Equitrans LP expects construction of the 350-MMcfd Ohio Valley Connector expansion (OVCX) project to begin soon, on target for incremental capacity in-service by first-half 2024.

The company provided the update as part of its second-quarter report on Aug. 1.

On June 15, Equitrans received from the US Federal Energy Regulatory Commission (FERC) a certificate of public convenience and necessity for expansion project, and on July 27, the US Army Corps of Engineers issued the project’s last outstanding approval. On July 31, FERC issued the Notice to Proceed. 

OVCX will increase deliverability on ETRN’s Ohio Valley Connector pipeline and is designed to meet growing demand in markets in the mid-continent and Gulf Coast through existing interconnects with long-haul pipelines in Clarington, Ohio (OGJ Online, Jan. 24, 2023). The 37-mile Ohio Valley Connector’s current capacity is 850 MMcfd.

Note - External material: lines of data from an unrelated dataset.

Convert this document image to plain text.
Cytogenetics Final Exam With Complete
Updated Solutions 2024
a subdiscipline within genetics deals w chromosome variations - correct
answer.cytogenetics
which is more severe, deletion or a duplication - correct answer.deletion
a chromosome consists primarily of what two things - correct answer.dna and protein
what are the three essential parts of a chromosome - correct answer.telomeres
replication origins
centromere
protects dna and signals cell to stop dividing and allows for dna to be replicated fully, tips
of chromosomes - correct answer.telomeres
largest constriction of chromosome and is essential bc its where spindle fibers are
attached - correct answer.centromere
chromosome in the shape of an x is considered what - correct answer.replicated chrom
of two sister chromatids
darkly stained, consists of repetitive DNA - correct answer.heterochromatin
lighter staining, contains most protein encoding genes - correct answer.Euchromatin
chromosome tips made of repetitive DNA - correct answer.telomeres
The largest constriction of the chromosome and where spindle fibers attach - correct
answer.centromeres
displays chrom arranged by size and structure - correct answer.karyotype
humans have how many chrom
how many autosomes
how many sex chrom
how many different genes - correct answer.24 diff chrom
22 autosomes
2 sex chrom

Equitrans expects to invest about $160 million in the project, which is primarily supported by a long-term firm capacity commitment of 330 MMcfd. 

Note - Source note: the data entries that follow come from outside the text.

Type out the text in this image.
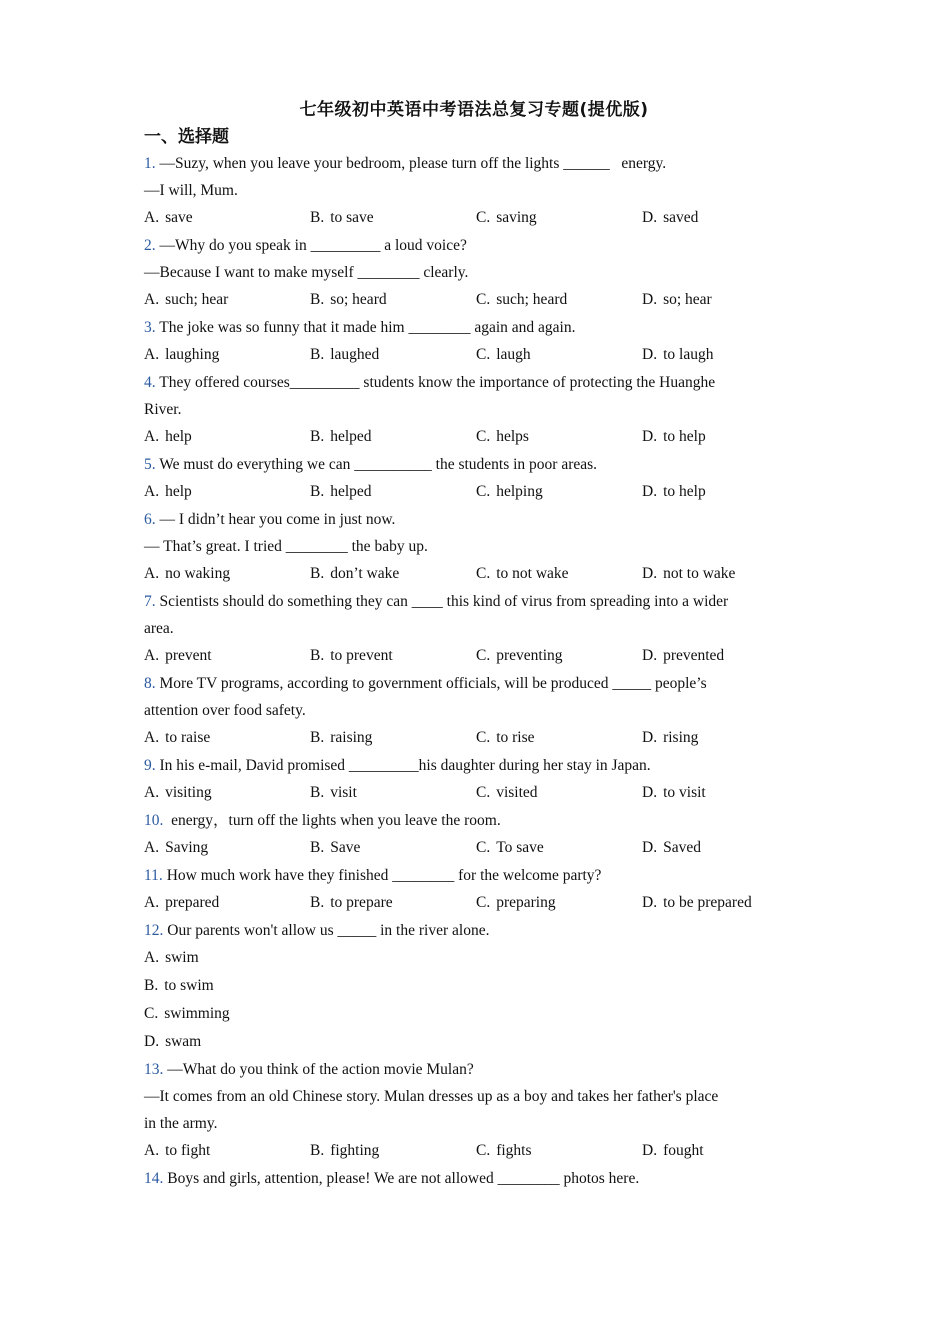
七年级初中英语中考语法总复习专题(提优版)
一、选择题
1. —Suzy, when you leave your bedroom, please turn off the lights ______   energy.
—I will, Mum.
A. save	B. to save	C. saving	D. saved
2. —Why do you speak in _________ a loud voice?
—Because I want to make myself ________ clearly.
A. such; hear	B. so; heard	C. such; heard	D. so; hear
3. The joke was so funny that it made him ________ again and again.
A. laughing	B. laughed	C. laugh	D. to laugh
4. They offered courses_________ students know the importance of protecting the Huanghe
River.
A. help	B. helped	C. helps	D. to help
5. We must do everything we can __________ the students in poor areas.
A. help	B. helped	C. helping	D. to help
6. — I didn’t hear you come in just now.
— That’s great. I tried ________ the baby up.
A. no waking	B. don’t wake	C. to not wake	D. not to wake
7. Scientists should do something they can ____ this kind of virus from spreading into a wider
area.
A. prevent	B. to prevent	C. preventing	D. prevented
8. More TV programs, according to government officials, will be produced _____ people’s
attention over food safety.
A. to raise	B. raising	C. to rise	D. rising
9. In his e-mail, David promised _________his daughter during her stay in Japan.
A. visiting	B. visit	C. visited	D. to visit
10.  energy，turn off the lights when you leave the room.
A. Saving	B. Save	C. To save	D. Saved
11. How much work have they finished ________ for the welcome party?
A. prepared	B. to prepare	C. preparing	D. to be prepared
12. Our parents won't allow us _____ in the river alone.
A. swim
B. to swim
C. swimming
D. swam
13. —What do you think of the action movie Mulan?
—It comes from an old Chinese story. Mulan dresses up as a boy and takes her father's place
in the army.
A. to fight	B. fighting	C. fights	D. fought
14. Boys and girls, attention, please! We are not allowed ________ photos here.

Shell signs term LNG capacity agreements with PipeChina

Shell (China) Ltd. has signed medium- and long-term agreements with China Oil & Gas Pipeline Network Corp. (PipeChina) for use of the latter’s LNG terminals. Details regarding the timing and volume of the leases were not provided.

Shell last year signed two terminal-use agreements with PipeChina subsidiary PipeChina LNG Terminal Management. Included in the deal were the 4.2-million tonne/year (tpy) Yuedong LNG terminal and 3-million tpy Beihai LNG.

PipeChina formed in 2019 to consolidate operation of China’s LNG terminal and pipelines. PipeChina LNG operates seven terminals and is building three more, one each in Shandong (6.5-million tpy), Fujian (3-million tpy), and Shenzen.

Phase 1 of PipeChina’s Shandong Longkou terminal is expected to enter service in October 2023. Phase 2 would raise capacity to 12 million tpy. Shenzhen Diefubei is slated for 2025 startup.

bp, OMV sign a 10-year LNG supply agreement

bp signed an agreement to provide OMV with up to 1 million tonnes/year (tpy) of LNG for 10 years from 2026.

bp will provide the LNG from across its portfolio, which will be received and regasified through the Gate LNG terminal in Rotterdam, The Netherlands, where OMV holds regasification capacity, or other terminals in Europe for supply to European customers.